I think the last time I felt this way was sometime during college when I stayed up all night for no good reason. At that time I believe I was reading Brave New World and just couldn’t put it down. Next thing I knew, the sun was coming up and I just stayed awake, greeting the day with a smile.
This go around, I was in and out of sleep all night for a pretty good reason. It’s definitely a brave new world I’m living in, one of tiny waving fists and inability to feed on one side at times…seriously, who knew this kid would prefer my right boob to my left…I’ve never seen a man so unwilling to take a breast to the mouth ;). Now that the sun is up, I’m actually feeling more human, but I think that’s because Alva knows that now is when he’ll sleep. He seems to like noise. Go figure, he is my kid…I don’t like to fall asleep in silence either and being so new to this world I’m sure that it’s all very confusing and overwhelming. Well, I’d say that sentiment goes for all of us here in the Dudley household. Confused, overwhelmed and in need of sleep.
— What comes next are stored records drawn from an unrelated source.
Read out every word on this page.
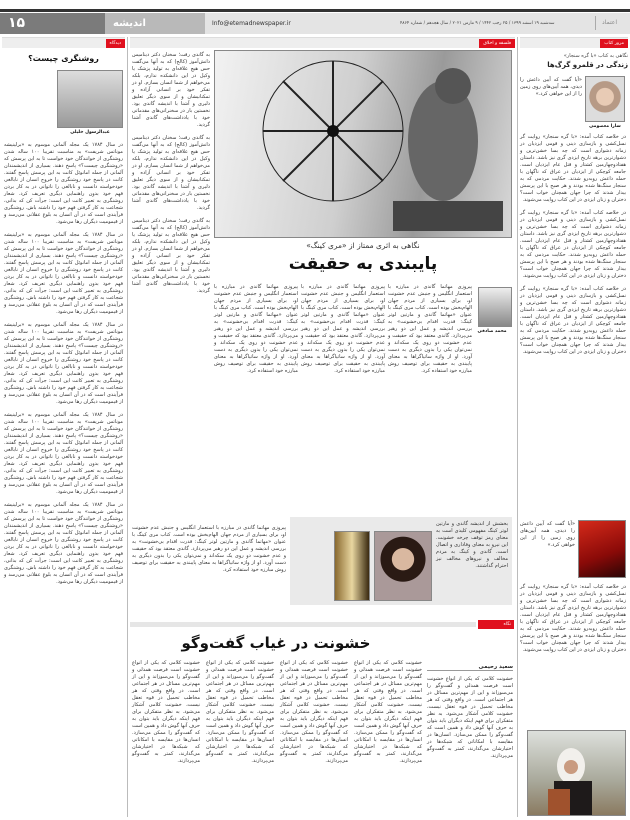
۱۵	اندیشه	Info@etemadnewspaper.ir	سه‌شنبه ۱۹ اسفند ۱۳۹۹ / ۲۵ رجب ۱۴۴۲ / ۹ مارس ۲۰۲۱ / سال هجدهم / شماره ۴۸۶۴	اعتماد
دیدگاه
روشنگری چیست؟
عبدالرسول خلیلی
در سال ۱۷۸۴ یک مجله آلمانی موسوم به «برلینیشه موناتس شریفت» به مناسبت تقریبا ۱۰۰ ساله شدن روشنگری از خوانندگان خود خواست تا به این پرسش که «روشنگری چیست؟» پاسخ دهند. بسیاری از اندیشمندان آلمانی از جمله امانوئل کانت به این پرسش پاسخ گفتند. کانت در پاسخ خود روشنگری را خروج انسان از نابالغی خودخواسته دانست و نابالغی را ناتوانی در به کار بردن فهم خود بدون راهنمایی دیگری تعریف کرد. شعار روشنگری به تعبیر کانت این است: جرأت کن که بدانی، شجاعت به کار گرفتن فهم خود را داشته باش. روشنگری فرآیندی است که در آن انسان به بلوغ عقلانی می‌رسد و از قیمومیت دیگران رها می‌شود.
در سال ۱۷۸۴ یک مجله آلمانی موسوم به «برلینیشه موناتس شریفت» به مناسبت تقریبا ۱۰۰ ساله شدن روشنگری از خوانندگان خود خواست تا به این پرسش که «روشنگری چیست؟» پاسخ دهند. بسیاری از اندیشمندان آلمانی از جمله امانوئل کانت به این پرسش پاسخ گفتند. کانت در پاسخ خود روشنگری را خروج انسان از نابالغی خودخواسته دانست و نابالغی را ناتوانی در به کار بردن فهم خود بدون راهنمایی دیگری تعریف کرد. شعار روشنگری به تعبیر کانت این است: جرأت کن که بدانی، شجاعت به کار گرفتن فهم خود را داشته باش. روشنگری فرآیندی است که در آن انسان به بلوغ عقلانی می‌رسد و از قیمومیت دیگران رها می‌شود.
در سال ۱۷۸۴ یک مجله آلمانی موسوم به «برلینیشه موناتس شریفت» به مناسبت تقریبا ۱۰۰ ساله شدن روشنگری از خوانندگان خود خواست تا به این پرسش که «روشنگری چیست؟» پاسخ دهند. بسیاری از اندیشمندان آلمانی از جمله امانوئل کانت به این پرسش پاسخ گفتند. کانت در پاسخ خود روشنگری را خروج انسان از نابالغی خودخواسته دانست و نابالغی را ناتوانی در به کار بردن فهم خود بدون راهنمایی دیگری تعریف کرد. شعار روشنگری به تعبیر کانت این است: جرأت کن که بدانی، شجاعت به کار گرفتن فهم خود را داشته باش. روشنگری فرآیندی است که در آن انسان به بلوغ عقلانی می‌رسد و از قیمومیت دیگران رها می‌شود.
در سال ۱۷۸۴ یک مجله آلمانی موسوم به «برلینیشه موناتس شریفت» به مناسبت تقریبا ۱۰۰ ساله شدن روشنگری از خوانندگان خود خواست تا به این پرسش که «روشنگری چیست؟» پاسخ دهند. بسیاری از اندیشمندان آلمانی از جمله امانوئل کانت به این پرسش پاسخ گفتند. کانت در پاسخ خود روشنگری را خروج انسان از نابالغی خودخواسته دانست و نابالغی را ناتوانی در به کار بردن فهم خود بدون راهنمایی دیگری تعریف کرد. شعار روشنگری به تعبیر کانت این است: جرأت کن که بدانی، شجاعت به کار گرفتن فهم خود را داشته باش. روشنگری فرآیندی است که در آن انسان به بلوغ عقلانی می‌رسد و از قیمومیت دیگران رها می‌شود.
در سال ۱۷۸۴ یک مجله آلمانی موسوم به «برلینیشه موناتس شریفت» به مناسبت تقریبا ۱۰۰ ساله شدن روشنگری از خوانندگان خود خواست تا به این پرسش که «روشنگری چیست؟» پاسخ دهند. بسیاری از اندیشمندان آلمانی از جمله امانوئل کانت به این پرسش پاسخ گفتند. کانت در پاسخ خود روشنگری را خروج انسان از نابالغی خودخواسته دانست و نابالغی را ناتوانی در به کار بردن فهم خود بدون راهنمایی دیگری تعریف کرد. شعار روشنگری به تعبیر کانت این است: جرأت کن که بدانی، شجاعت به کار گرفتن فهم خود را داشته باش. روشنگری فرآیندی است که در آن انسان به بلوغ عقلانی می‌رسد و از قیمومیت دیگران رها می‌شود.
فلسفه و اخلاق
به گاندی رفت؛ سخنان دکتر دینامیس دانش‌آموز (کالج) که به آنها می‌گفت حس هیچ علاقه‌ای به تولید پزشک یا وکیل در این دانشکده ندارم، بلکه می‌خواهم از شما انسان بسازم. او در تفکر خود بر انسانی آزاده و تمکنانیشان و از سوی دیگر تعلیق دلیری و آشنا با اندیشه گاندی بود. نخستین بار در سخنرانی‌های مقدماتی خود با یادداشت‌های گاندی آشنا گردید.
به گاندی رفت؛ سخنان دکتر دینامیس دانش‌آموز (کالج) که به آنها می‌گفت حس هیچ علاقه‌ای به تولید پزشک یا وکیل در این دانشکده ندارم، بلکه می‌خواهم از شما انسان بسازم. او در تفکر خود بر انسانی آزاده و تمکنانیشان و از سوی دیگر تعلیق دلیری و آشنا با اندیشه گاندی بود. نخستین بار در سخنرانی‌های مقدماتی خود با یادداشت‌های گاندی آشنا گردید.
به گاندی رفت؛ سخنان دکتر دینامیس دانش‌آموز (کالج) که به آنها می‌گفت حس هیچ علاقه‌ای به تولید پزشک یا وکیل در این دانشکده ندارم، بلکه می‌خواهم از شما انسان بسازم. او در تفکر خود بر انسانی آزاده و تمکنانیشان و از سوی دیگر تعلیق دلیری و آشنا با اندیشه گاندی بود. نخستین بار در سخنرانی‌های مقدماتی خود با یادداشت‌های گاندی آشنا گردید.
نگاهی به اثری ممتاز از «مری کینگ»
پایبندی به حقیقت
محمد صادقی
پیروزی مهاتما گاندی در مبارزه با استعمار انگلیس و جنبش عدم خشونت او، برای بسیاری از مردم جهان الهام‌بخش بوده است. کتاب مری کینگ با عنوان «مهاتما گاندی و مارتین لوتر کینگ: قدرت اقدام بی‌خشونت» به بررسی اندیشه و عمل این دو رهبر می‌پردازد. گاندی معتقد بود که حقیقت و عدم خشونت دو روی یک سکه‌اند و نمی‌توان یکی را بدون دیگری به دست آورد. او از واژه ساتیاگراها به معنای پایبندی به حقیقت برای توصیف روش مبارزه خود استفاده کرد.
پیروزی مهاتما گاندی در مبارزه با استعمار انگلیس و جنبش عدم خشونت او، برای بسیاری از مردم جهان الهام‌بخش بوده است. کتاب مری کینگ با عنوان «مهاتما گاندی و مارتین لوتر کینگ: قدرت اقدام بی‌خشونت» به بررسی اندیشه و عمل این دو رهبر می‌پردازد. گاندی معتقد بود که حقیقت و عدم خشونت دو روی یک سکه‌اند و نمی‌توان یکی را بدون دیگری به دست آورد. او از واژه ساتیاگراها به معنای پایبندی به حقیقت برای توصیف روش مبارزه خود استفاده کرد.
پیروزی مهاتما گاندی در مبارزه با استعمار انگلیس و جنبش عدم خشونت او، برای بسیاری از مردم جهان الهام‌بخش بوده است. کتاب مری کینگ با عنوان «مهاتما گاندی و مارتین لوتر کینگ: قدرت اقدام بی‌خشونت» به بررسی اندیشه و عمل این دو رهبر می‌پردازد. گاندی معتقد بود که حقیقت و عدم خشونت دو روی یک سکه‌اند و نمی‌توان یکی را بدون دیگری به دست آورد. او از واژه ساتیاگراها به معنای پایبندی به حقیقت برای توصیف روش مبارزه خود استفاده کرد.
بخشش از اندیشه گاندی و مارتین لوتر کینگ مفهومی کلیدی است به معنای رمز توقف چرخه خشونت. این نیرو به معنای وفاداری و اتصال است. گاندی و کینگ به مردم مخالف و نیروهای مخالف نیز احترام گذاشتند.
پیروزی مهاتما گاندی در مبارزه با استعمار انگلیس و جنبش عدم خشونت او، برای بسیاری از مردم جهان الهام‌بخش بوده است. کتاب مری کینگ با عنوان «مهاتما گاندی و مارتین لوتر کینگ: قدرت اقدام بی‌خشونت» به بررسی اندیشه و عمل این دو رهبر می‌پردازد. گاندی معتقد بود که حقیقت و عدم خشونت دو روی یک سکه‌اند و نمی‌توان یکی را بدون دیگری به دست آورد. او از واژه ساتیاگراها به معنای پایبندی به حقیقت برای توصیف روش مبارزه خود استفاده کرد.
نگاه
خشونت در غیاب گفت‌وگو
سعید رحیمی
خشونت کلامی که یکی از انواع خشونت است فرصت همدلی و گفت‌وگو را می‌سوزاند و این از مهم‌ترین مسائل در هر اجتماعی است. در واقع وقتی که هر مخاطب تحمیل در قوه تعقل نیست، خشونت کلامی آشکار می‌شود. به نظر متفکران برای فهم اینکه دیگران باید بتوان به حرف آنها گوش داد و همین است که گفت‌وگو را ممکن می‌سازد. انسان‌ها در مقایسه با امکاناتی که شبکه‌ها در اختیارشان می‌گذارند، کمتر به گفت‌وگو می‌پردازند.
خشونت کلامی که یکی از انواع خشونت است فرصت همدلی و گفت‌وگو را می‌سوزاند و این از مهم‌ترین مسائل در هر اجتماعی است. در واقع وقتی که هر مخاطب تحمیل در قوه تعقل نیست، خشونت کلامی آشکار می‌شود. به نظر متفکران برای فهم اینکه دیگران باید بتوان به حرف آنها گوش داد و همین است که گفت‌وگو را ممکن می‌سازد. انسان‌ها در مقایسه با امکاناتی که شبکه‌ها در اختیارشان می‌گذارند، کمتر به گفت‌وگو می‌پردازند.
خشونت کلامی که یکی از انواع خشونت است فرصت همدلی و گفت‌وگو را می‌سوزاند و این از مهم‌ترین مسائل در هر اجتماعی است. در واقع وقتی که هر مخاطب تحمیل در قوه تعقل نیست، خشونت کلامی آشکار می‌شود. به نظر متفکران برای فهم اینکه دیگران باید بتوان به حرف آنها گوش داد و همین است که گفت‌وگو را ممکن می‌سازد. انسان‌ها در مقایسه با امکاناتی که شبکه‌ها در اختیارشان می‌گذارند، کمتر به گفت‌وگو می‌پردازند.
خشونت کلامی که یکی از انواع خشونت است فرصت همدلی و گفت‌وگو را می‌سوزاند و این از مهم‌ترین مسائل در هر اجتماعی است. در واقع وقتی که هر مخاطب تحمیل در قوه تعقل نیست، خشونت کلامی آشکار می‌شود. به نظر متفکران برای فهم اینکه دیگران باید بتوان به حرف آنها گوش داد و همین است که گفت‌وگو را ممکن می‌سازد. انسان‌ها در مقایسه با امکاناتی که شبکه‌ها در اختیارشان می‌گذارند، کمتر به گفت‌وگو می‌پردازند.
خشونت کلامی که یکی از انواع خشونت است فرصت همدلی و گفت‌وگو را می‌سوزاند و این از مهم‌ترین مسائل در هر اجتماعی است. در واقع وقتی که هر مخاطب تحمیل در قوه تعقل نیست، خشونت کلامی آشکار می‌شود. به نظر متفکران برای فهم اینکه دیگران باید بتوان به حرف آنها گوش داد و همین است که گفت‌وگو را ممکن می‌سازد. انسان‌ها در مقایسه با امکاناتی که شبکه‌ها در اختیارشان می‌گذارند، کمتر به گفت‌وگو می‌پردازند.
مرور کتاب
نگاهی به کتاب «با گره سنجار»
زندگی در قلمرو گرگ‌ها
سارا معصومی
«آیا گفت که آیین داعش را دیدی، همه آیین‌های روی زمین را از این خواهی کرد.»
در خلاصه کتاب آمده: «با گره سنجار» روایت گر نسل‌کشی و بازسازی دینی و قومی ایزدیان در زمانه دشواری است که چه بسا خشن‌ترین و دشوارترین برهه تاریخ ایزدی گری نیز باشد. داستان هفتادوچهارمین کشتار و قتل عام ایزدیان است. جامعه کوچکی از ایزدیان در عراق که ناگهان با حمله داعش روبه‌رو شدند. حکایت مردمی که به سنجار سنگ‌ها شده بودند و هر صبح با این پرسش بیدار شدند که چرا جهان همچنان خواب است؟ دختران و زنان ایزدی در این کتاب روایت می‌شوند.
در خلاصه کتاب آمده: «با گره سنجار» روایت گر نسل‌کشی و بازسازی دینی و قومی ایزدیان در زمانه دشواری است که چه بسا خشن‌ترین و دشوارترین برهه تاریخ ایزدی گری نیز باشد. داستان هفتادوچهارمین کشتار و قتل عام ایزدیان است. جامعه کوچکی از ایزدیان در عراق که ناگهان با حمله داعش روبه‌رو شدند. حکایت مردمی که به سنجار سنگ‌ها شده بودند و هر صبح با این پرسش بیدار شدند که چرا جهان همچنان خواب است؟ دختران و زنان ایزدی در این کتاب روایت می‌شوند.
در خلاصه کتاب آمده: «با گره سنجار» روایت گر نسل‌کشی و بازسازی دینی و قومی ایزدیان در زمانه دشواری است که چه بسا خشن‌ترین و دشوارترین برهه تاریخ ایزدی گری نیز باشد. داستان هفتادوچهارمین کشتار و قتل عام ایزدیان است. جامعه کوچکی از ایزدیان در عراق که ناگهان با حمله داعش روبه‌رو شدند. حکایت مردمی که به سنجار سنگ‌ها شده بودند و هر صبح با این پرسش بیدار شدند که چرا جهان همچنان خواب است؟ دختران و زنان ایزدی در این کتاب روایت می‌شوند.
«آیا گفت که آیین داعش را دیدی، همه آیین‌های روی زمین را از این خواهی کرد.»
در خلاصه کتاب آمده: «با گره سنجار» روایت گر نسل‌کشی و بازسازی دینی و قومی ایزدیان در زمانه دشواری است که چه بسا خشن‌ترین و دشوارترین برهه تاریخ ایزدی گری نیز باشد. داستان هفتادوچهارمین کشتار و قتل عام ایزدیان است. جامعه کوچکی از ایزدیان در عراق که ناگهان با حمله داعش روبه‌رو شدند. حکایت مردمی که به سنجار سنگ‌ها شده بودند و هر صبح با این پرسش بیدار شدند که چرا جهان همچنان خواب است؟ دختران و زنان ایزدی در این کتاب روایت می‌شوند.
Breakfast beckons from the other room. It’s nice having family around to help take care of me while I’m busy taking care of him. Being able to pop this breakfast casserole in the oven an hour ago and knowing I’d have a satisfying breakfast that I didn’t have to work for was comforting this morning. Now if only I could make my body heal faster so I would be better equipped for all that is being thrown at me. Soon enough, I suppose. Soon enough.